Singling out women as a troubled spot on the road to bicycle freedom is a backwards and sexist way of getting people on bikes. Saying “women don’t bike” only reinforces the idea that women shouldn’t bike. An idea that is obviously false.
It’s true, there is a discrepancy between the number of women who bike for transportation and the number of men. In San Francisco, for example, about 72% of cyclists are men. This trend is common in other car oriented communities. Chicago and New York City both fall in the 25-30% range. Melbourne is only 25% lady bikers and Sydney is less than 20%!
It starts to look like women really don’t bike when you are inundated with these statistics. But, it turns out, there are plenty of places with a nearly 50/50 split between men and women traveling by bike. Tokyo, Amsterdam, and Copenhagen all have 50% female ridership or more!
So I guess women do bike as much or more than men, it just depends on where you are.

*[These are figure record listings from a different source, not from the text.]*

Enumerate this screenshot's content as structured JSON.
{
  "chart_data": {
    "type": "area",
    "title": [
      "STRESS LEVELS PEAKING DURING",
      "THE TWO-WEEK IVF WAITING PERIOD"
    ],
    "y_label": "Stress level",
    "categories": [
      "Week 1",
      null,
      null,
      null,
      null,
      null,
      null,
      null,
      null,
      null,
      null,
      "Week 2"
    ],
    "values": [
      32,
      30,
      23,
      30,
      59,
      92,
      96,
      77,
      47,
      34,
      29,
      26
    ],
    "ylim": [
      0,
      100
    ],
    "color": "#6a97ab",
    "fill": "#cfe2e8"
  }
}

Let’s focus in on those locations that have a wide gender gap. You can see in the table above that places with the largest gender gap in cycling are also the places with the lowest bike mode shares. So when women aren’t biking as much as men NOBODY BIKES! (obligatory use of sensationalist verbiage)
In San Francisco we have about a 3.3% commuter bike mode share. That means that 3.3% of people commuting choose to do so by bike. That also means that 96.7% of people are not commuting by bike in San Francisco!
Clearly we have a problem getting all types of people to feel comfortable traveling by bike. So why is there so much media focused on singling out women who don’t bike and ignoring the bigger picture?